You could be just what I need . . .
‘Are you sure you’re going to be all right here on your own?’
I turn away from watching my scruffy grey-haired dog tear around on the unmown grass and look at my daughter.
‘I’ll be perfectly fine,’ I try to reassure her. ‘This is what I want right now, Han. No, correction: this is what I need.’
Hannah sighs. ‘But this cottage, it’s so . . . remote,’ she says, looking at me with concern. ‘And so quiet. Listen . . . ’
I listen with her for a moment. ‘I can’t hear anything,’ I say after a few seconds. ‘Only a few birds singing in the trees.’
‘Exactly. There’s nothing around here for miles once you leave these tiny villages.’
‘I know, isn’t it lovely?’
Hannah sighs again. ‘But what if you need something important, Mum? You know your . . . health hasn’t been too good lately.’
‘My mental health, you mean,’ I correct her. ‘Don’t be scared about saying it.’
‘I’m not. But we worry about you, we both do.’
Matthew, my son, emerges through the French windows of the cottage to join us in the garden. ‘I think that’s the last of your stuff in now,’ he says. ‘I can’t actually believe we got all that packed into my car.’

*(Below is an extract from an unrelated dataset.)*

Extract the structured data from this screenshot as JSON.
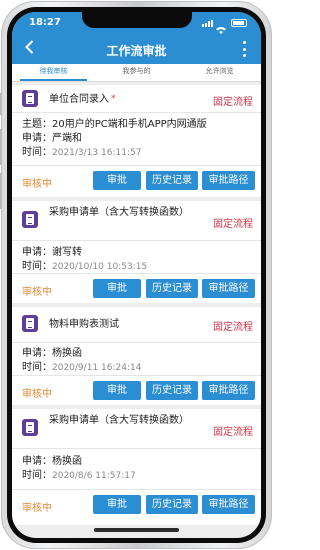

‘Thank you, Matt,’ I say, smiling at him. ‘It was good of you to drive me.’
‘Don’t be daft, Mum. We wanted to make sure you got here okay.’
‘Wanted to nose around my new home, you mean!’
‘Well, there is that!’ Matt says, grinning. ‘This village is so old-fashioned, isn’t it? I can’t quite believe places like this still exist. There are no modern homes here at all, as far as I can see. It’s like something from a cosy Sunday-night TV drama.’
‘Cosy is exactly it. Cosy and remote. It’s just what I need right now.’
‘And that’s all that matters,’ Hannah says, putting her arm around my shoulders and giving me a squeeze. ‘Just as long as you’re happy in this cottage, then we are too. Aren’t we, Matt?’
Matt nods. ‘Yeah, we only want you to be happy again, Mum.’
Again. My children just want me to be happy again. Because I hadn’t been truly happy for well over a year now.
‘You two might not think much of this little cottage, and how remote it is,’ I continue, deciding now is not the time to dwell. ‘You’re both used to living in places with lots of people. But I really like Bluebell Wood. I think I’ll be very happy here.’
My new cottage isn’t exactly in the middle of a wood, just on the outskirts, to be precise. And contrary to what my children think, the village of Bluebell Wood is really not that small, but it is quiet. Still, it has everything you could need: a tiny village shop with a post office counter, a small old-fashioned primary school, and a very pretty little church. There’s even a pub – quaintly named The Daft Duck.
‘Plus, don’t forget I have my new friend over there to keep me company,’ I say, and we all look over to the scruffy little dog keenly investigating his new home. ‘I think Merlin will sprinkle some magic over this place, just like his namesake.’
‘You’re going to keep calling him that, then?’ Hannah asks. ‘We wondered if you might change his name.’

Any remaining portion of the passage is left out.